Ce mercredi, des scientifiques ont annoncé avoir découvert une nouvelle espèce humaine, vieille de plus de 50 000 ans, aux Philippines. Une preuve que l’évolution de l’espèce humaine n’était pas linéaire.

Décidément, la journée de ce mercredi a été riche en découvertes scientifiques. Après la première photo d’un trou noir qui constituait le phénomène exceptionnel de la journée, des scientifiques ont également annoncé avoir découvert une nouvelle espèce humaine sur l’île de Luçon, aux Philippines.

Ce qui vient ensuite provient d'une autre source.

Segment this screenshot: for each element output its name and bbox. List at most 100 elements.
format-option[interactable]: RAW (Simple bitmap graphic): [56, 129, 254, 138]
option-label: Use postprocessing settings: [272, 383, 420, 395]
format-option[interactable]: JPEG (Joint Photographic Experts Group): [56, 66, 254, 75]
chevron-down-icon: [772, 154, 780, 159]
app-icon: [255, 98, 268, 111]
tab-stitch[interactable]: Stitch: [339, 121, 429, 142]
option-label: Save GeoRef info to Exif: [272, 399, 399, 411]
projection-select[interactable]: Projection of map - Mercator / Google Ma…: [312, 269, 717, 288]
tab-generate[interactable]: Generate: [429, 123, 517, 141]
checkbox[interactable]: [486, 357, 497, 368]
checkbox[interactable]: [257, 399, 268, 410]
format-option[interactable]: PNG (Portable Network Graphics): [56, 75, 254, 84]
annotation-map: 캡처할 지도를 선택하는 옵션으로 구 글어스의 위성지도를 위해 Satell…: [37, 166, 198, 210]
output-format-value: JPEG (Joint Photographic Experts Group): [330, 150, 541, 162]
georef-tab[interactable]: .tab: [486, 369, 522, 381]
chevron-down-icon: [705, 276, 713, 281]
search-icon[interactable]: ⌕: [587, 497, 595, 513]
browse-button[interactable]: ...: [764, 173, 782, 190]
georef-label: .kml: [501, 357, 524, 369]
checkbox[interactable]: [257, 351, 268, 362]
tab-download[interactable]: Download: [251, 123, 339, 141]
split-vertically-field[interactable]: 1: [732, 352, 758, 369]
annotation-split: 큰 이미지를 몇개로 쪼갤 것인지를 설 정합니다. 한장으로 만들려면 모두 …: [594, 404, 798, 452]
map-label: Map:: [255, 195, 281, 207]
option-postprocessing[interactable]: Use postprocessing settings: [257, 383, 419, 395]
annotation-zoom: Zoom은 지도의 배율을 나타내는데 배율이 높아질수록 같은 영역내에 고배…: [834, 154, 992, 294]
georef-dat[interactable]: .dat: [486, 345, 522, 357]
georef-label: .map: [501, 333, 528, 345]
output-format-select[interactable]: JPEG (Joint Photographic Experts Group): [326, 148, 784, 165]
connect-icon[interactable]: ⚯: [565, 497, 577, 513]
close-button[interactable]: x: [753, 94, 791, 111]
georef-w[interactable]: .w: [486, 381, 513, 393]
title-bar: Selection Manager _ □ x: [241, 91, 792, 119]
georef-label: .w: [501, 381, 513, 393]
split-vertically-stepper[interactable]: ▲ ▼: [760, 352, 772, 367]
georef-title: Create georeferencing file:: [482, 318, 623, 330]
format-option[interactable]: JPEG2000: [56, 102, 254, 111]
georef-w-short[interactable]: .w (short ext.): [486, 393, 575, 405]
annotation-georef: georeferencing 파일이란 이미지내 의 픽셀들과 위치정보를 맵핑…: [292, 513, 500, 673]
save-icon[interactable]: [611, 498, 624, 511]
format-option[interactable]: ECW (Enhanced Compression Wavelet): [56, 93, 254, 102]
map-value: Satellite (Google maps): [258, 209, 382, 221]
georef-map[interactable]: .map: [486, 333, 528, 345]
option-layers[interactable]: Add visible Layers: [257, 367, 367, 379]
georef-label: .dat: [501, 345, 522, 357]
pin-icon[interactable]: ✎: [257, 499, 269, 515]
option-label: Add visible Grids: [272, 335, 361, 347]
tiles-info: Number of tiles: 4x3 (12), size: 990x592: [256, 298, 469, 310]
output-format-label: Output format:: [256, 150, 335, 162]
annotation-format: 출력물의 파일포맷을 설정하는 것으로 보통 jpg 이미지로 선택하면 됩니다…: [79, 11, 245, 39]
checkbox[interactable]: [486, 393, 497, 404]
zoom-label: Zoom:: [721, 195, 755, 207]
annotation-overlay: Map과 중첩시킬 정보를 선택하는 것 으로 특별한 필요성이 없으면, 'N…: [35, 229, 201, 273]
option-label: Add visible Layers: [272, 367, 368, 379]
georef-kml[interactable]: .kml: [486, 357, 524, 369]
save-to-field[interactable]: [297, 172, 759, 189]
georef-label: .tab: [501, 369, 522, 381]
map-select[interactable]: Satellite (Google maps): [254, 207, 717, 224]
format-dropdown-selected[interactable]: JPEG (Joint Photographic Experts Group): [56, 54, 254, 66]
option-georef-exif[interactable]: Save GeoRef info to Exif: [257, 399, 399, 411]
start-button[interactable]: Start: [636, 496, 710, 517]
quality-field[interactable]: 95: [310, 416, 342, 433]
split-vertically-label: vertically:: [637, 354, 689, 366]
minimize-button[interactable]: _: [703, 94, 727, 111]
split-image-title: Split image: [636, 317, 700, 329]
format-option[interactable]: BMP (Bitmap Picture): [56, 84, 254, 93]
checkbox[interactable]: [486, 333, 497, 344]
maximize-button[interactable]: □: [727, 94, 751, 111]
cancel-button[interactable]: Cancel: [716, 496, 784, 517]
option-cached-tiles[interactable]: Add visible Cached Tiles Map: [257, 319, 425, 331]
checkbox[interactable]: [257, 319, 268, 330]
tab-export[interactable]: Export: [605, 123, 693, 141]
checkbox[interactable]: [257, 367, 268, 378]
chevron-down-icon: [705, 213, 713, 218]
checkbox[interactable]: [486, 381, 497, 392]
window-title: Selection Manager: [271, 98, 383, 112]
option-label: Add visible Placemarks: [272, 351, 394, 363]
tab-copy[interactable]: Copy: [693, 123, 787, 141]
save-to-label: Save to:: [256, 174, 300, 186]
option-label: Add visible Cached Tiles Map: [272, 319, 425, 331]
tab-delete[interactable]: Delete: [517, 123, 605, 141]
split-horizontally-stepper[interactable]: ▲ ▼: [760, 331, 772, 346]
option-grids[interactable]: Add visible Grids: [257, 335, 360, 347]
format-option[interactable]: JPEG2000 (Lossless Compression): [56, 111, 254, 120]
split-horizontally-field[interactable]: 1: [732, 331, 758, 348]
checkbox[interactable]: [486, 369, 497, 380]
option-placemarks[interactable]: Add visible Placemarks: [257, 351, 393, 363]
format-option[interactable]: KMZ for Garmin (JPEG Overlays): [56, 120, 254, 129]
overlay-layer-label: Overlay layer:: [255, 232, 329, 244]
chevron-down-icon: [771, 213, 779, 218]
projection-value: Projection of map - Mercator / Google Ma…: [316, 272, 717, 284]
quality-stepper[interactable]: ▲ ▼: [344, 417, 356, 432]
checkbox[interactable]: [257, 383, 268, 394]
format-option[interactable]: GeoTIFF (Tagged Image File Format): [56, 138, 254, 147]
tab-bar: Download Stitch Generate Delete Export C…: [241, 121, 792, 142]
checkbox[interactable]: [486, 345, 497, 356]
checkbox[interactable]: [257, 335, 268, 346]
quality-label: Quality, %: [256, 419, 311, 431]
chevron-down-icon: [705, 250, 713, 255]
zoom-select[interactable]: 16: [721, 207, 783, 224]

Des fouilles en Asie du Sud-Est menée depuis plusieurs années avaient déjà révélé un troisième métatarse (os du pied) hominine (sous-groupe des grands singes à laquelle appartiennent le genre humain (Homo) et les genres éteints tels que les Australopithèques ou les Paranthropes) en 2007. C’est dans la grotte de Callao, dans le nord de l’île, que cette première preuve de la présence humaine aux Philippines a été découverte. Elle datait de 67 000 ans. Déjà à l’époque, il n’était pas clair à quelle espèce du genre Homo, cet os appartenait. Depuis, douze autres os supplémentaires ont été découverts dans cette même grotte, forçant les chercheurs à se rendre à l’évidence : il n’appartiennent à aucune espèce humaine connue. Voici donc l’Homo Luzonensis, du nom de l’île de Luçon sur laquelle il a été découvert.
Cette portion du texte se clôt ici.